Faire la guerre, verser du sang n’est pas du tout la solution. C’est ajouter d’autres drames à la somme des malheurs qui submergent ce pays, déjà aux abois. En l’occurrence, la moquerie est une forme d’esprit qui consiste à présenter la réalité de manière à s’en détacher. Elle s’accompagne d’un jugement. Les humoristes, dans l’ensemble, demeurent des acteurs majeurs du débat public et identitaire. La dérision, bien plus qu’elle en a l’air, est une forme de contre-pouvoir. Servez-vous en ! C’est votre combat. Il faut remonter à l’envers du statu quo. Ça a trop duré. En attendant, « si vous avez l'impression que vous êtes trop petit pour pouvoir changer quelque chose, essayez donc de dormir avec un moustique ... et vous verrez lequel des deux empêchera l'autre de dormir ». (Le Dalaï Lama)

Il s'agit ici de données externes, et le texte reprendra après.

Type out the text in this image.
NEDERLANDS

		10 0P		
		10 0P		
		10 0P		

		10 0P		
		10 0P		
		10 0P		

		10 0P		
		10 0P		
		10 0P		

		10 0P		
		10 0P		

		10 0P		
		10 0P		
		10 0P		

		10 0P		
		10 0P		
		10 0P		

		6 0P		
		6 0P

Par conséquent, frères malheureux, je me permets, avant toute chose, de vous laisser avec ce précieux conseil : Réunissez-vous et exigez la réouverture de la Constitution du pays. Exigez des lois autorisant l’élection d’un gouvernement rééligible sans limite du temps de sa gouvernance. Les joutes électorales se chargeront de départager le bon grain de l’ivraie. Diminuez le pouvoir de coercition des Parlementaires sur l’Exécutif pour éviter le chantage et l’introduction d’idiots patentés à la tête des institutions étatiques.  Introduisez un maximum de balises pour l’acceptation des candidats à tous les postes électifs. C’est la seule façon de garder quelques sous dans la caisse. Sinon, vous êtes tous condamnés à nourrir toutes les banques étrangères à chaque cinq ans. Car, comme je l’ai déjà souligné, « Haïti est le seul pays où la plupart des hommes politiques, et certains fonctionnaires, sont plus riches que ses hommes d’affaires ».

Max Dorismond
             

Note -2 : «C’est Voltaire qui introduit le mot humour dans notre langue. "Les Anglais, dit-il dans une lettre à l’abbé d’Olivet, ont un terme pour signifier cette plaisanterie, ce vrai comique, cette gaieté, cette urbanité, ces saillies qui échappent à un homme sans qu’il s’en doute; et ils rendent cette idée par le mot humeur, humour, qu’ils prononcent yumor; et ils croient qu’ils ont seuls cette humeur; que les autres nations n’ont point de terme pour exprimer ce caractère d’esprit. Cependant c’est un ancien mot de notre langue, employé en ce sens dans plusieurs comédies de Corneille." (Encyclopédie de l’Agora)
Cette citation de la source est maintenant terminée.